The North Carolina Bar Association recently shared an article written by privacy and data security attorney Peter McClelland on its Bar Blog

In the post, Peter details how to manage risk in technology supply chains. It follows a massive data breach caused by the hacking of SolarWinds, which compromised the information of thousands of individuals and organizations across the country. 

From the article:

In December 2020, as many of us were watching all things political and pandemic, current events eclipsed a serious breaking story.
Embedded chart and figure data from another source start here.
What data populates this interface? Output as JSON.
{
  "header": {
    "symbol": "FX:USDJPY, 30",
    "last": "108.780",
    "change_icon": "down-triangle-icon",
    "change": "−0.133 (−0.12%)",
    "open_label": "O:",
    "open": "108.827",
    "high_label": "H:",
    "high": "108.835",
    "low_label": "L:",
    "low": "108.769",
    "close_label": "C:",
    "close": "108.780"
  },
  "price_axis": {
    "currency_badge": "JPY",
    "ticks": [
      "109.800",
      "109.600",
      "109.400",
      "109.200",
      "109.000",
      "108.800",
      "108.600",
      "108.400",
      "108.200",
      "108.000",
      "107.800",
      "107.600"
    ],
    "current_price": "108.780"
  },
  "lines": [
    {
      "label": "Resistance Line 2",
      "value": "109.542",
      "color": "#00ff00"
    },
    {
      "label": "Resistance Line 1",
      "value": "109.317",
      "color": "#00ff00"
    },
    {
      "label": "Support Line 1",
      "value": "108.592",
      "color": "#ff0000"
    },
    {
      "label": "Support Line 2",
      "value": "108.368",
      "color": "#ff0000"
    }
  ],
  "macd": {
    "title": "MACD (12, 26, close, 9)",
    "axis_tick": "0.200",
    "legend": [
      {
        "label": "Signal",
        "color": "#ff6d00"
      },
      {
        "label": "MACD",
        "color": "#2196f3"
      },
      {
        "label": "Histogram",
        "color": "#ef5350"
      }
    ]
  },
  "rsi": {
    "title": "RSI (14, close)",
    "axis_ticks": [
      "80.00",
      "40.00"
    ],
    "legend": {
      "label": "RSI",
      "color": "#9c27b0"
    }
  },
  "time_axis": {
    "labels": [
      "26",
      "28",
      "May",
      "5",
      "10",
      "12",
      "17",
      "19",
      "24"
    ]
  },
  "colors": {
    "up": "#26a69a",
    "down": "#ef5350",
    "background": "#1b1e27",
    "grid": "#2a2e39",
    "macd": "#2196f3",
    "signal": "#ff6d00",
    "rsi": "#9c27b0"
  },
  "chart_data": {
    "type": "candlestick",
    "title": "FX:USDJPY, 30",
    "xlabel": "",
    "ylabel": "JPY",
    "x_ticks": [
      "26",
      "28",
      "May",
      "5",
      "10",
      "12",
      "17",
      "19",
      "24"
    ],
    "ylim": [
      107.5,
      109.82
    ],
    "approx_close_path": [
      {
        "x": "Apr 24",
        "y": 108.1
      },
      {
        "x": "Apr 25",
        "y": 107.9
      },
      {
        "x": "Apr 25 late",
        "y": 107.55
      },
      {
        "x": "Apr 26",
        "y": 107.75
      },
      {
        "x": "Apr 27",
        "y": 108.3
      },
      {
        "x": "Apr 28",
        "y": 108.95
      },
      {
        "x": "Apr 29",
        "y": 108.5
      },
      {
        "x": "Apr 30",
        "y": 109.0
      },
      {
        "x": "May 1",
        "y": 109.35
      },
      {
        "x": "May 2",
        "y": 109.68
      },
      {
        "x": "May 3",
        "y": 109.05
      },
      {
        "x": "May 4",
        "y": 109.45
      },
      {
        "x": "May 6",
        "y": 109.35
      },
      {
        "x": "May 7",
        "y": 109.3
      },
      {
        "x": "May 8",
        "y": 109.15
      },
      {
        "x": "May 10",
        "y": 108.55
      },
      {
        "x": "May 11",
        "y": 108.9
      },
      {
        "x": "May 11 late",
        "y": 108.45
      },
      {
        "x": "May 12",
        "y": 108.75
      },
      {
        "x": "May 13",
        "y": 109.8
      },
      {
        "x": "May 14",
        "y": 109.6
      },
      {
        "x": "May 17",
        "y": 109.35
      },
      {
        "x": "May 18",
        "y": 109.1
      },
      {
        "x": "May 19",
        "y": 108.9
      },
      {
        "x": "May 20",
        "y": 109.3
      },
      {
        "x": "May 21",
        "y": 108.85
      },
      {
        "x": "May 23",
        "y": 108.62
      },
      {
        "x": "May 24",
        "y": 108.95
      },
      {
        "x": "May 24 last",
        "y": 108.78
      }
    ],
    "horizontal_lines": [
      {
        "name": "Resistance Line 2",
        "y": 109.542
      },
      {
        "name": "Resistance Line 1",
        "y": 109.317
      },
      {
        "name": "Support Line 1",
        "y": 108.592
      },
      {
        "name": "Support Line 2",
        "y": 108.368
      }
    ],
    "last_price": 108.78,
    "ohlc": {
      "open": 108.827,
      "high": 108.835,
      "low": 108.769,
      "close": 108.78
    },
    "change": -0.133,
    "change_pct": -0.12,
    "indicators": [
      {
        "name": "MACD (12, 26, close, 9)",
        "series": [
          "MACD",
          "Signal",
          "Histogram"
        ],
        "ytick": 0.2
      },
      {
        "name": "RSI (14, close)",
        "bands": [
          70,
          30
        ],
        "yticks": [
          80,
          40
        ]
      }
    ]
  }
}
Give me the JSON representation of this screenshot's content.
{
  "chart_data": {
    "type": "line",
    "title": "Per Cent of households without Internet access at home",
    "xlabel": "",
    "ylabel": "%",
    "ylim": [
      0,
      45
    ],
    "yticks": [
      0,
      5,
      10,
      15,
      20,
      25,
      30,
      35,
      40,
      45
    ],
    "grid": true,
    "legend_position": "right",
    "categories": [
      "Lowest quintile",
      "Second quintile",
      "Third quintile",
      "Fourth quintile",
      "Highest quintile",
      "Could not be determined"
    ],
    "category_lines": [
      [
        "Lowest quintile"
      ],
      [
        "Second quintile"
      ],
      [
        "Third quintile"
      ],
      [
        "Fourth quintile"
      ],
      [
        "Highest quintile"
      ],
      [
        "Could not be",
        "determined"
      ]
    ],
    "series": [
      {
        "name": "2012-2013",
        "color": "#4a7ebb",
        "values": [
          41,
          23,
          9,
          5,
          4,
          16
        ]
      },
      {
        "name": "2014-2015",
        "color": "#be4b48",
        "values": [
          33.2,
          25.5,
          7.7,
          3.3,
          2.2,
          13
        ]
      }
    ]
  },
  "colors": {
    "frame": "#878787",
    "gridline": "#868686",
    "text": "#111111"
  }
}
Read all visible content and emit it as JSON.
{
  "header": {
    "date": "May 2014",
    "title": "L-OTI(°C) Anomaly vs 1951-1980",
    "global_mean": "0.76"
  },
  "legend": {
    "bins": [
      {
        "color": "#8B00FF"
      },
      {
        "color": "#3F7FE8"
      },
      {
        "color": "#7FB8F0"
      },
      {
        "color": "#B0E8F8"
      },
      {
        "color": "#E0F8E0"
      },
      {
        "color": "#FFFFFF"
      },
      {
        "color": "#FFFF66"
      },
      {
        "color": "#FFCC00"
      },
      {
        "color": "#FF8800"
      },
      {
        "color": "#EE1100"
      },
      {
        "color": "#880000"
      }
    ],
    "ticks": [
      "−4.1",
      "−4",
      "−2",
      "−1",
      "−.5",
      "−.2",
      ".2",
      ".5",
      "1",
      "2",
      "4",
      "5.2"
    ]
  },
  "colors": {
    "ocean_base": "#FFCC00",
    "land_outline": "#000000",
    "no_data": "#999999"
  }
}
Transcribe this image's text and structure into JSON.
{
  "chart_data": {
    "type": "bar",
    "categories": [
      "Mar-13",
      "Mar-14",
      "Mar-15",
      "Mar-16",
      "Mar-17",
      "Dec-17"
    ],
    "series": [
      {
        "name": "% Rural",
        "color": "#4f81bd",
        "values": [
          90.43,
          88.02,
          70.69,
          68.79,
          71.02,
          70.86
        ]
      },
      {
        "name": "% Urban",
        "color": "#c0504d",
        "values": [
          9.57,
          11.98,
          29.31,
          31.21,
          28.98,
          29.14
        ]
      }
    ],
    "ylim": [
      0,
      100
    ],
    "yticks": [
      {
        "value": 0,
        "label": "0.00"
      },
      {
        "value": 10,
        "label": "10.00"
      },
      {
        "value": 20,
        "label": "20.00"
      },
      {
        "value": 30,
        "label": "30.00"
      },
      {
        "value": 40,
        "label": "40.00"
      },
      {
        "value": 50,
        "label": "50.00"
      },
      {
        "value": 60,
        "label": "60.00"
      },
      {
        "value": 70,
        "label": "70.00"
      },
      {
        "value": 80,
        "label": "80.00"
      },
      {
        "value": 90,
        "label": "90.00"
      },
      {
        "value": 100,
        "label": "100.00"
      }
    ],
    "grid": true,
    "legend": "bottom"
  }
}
The SolarWinds hack exposed a level of data across the nation that was — to use the oft-turned phrase for 2020 — "unprecedented." Not to be outdone, 2021 has now given America a data breach through the Microsoft Exchange email software that (conservatively) affected 60,000 organizations, spanning every level of size and sophistication.

Responding to the SolarWinds breach, Representative John Katko — the Ranking Member of the House Homeland Security Committee — announced five "pillars" that he believes will support the Homeland Security Committee's cybersecurity legislation in the next two years. These pillars are 1) reorganizing the roles of key government agencies and roles; 2) addressing third-party risk; 3) identifying "concentrated sources of risk" within the government's tech supply chain and requiring vendor certification; 4) driving software assurance; and 5) mounting a "muscular" national response to cyberattacks. We can only imagine the response that will be called for after the Microsoft Exchange hack.

The bulk of these pillars largely fall under the umbrella of revamping the way the United States government manages supply chains. The SolarWinds hack rocked the assumptions many in government held about the security of their own systems, in no small part because the SolarWinds hack seems to have begun entirely outside of the federal government's control and was imported by trusted software.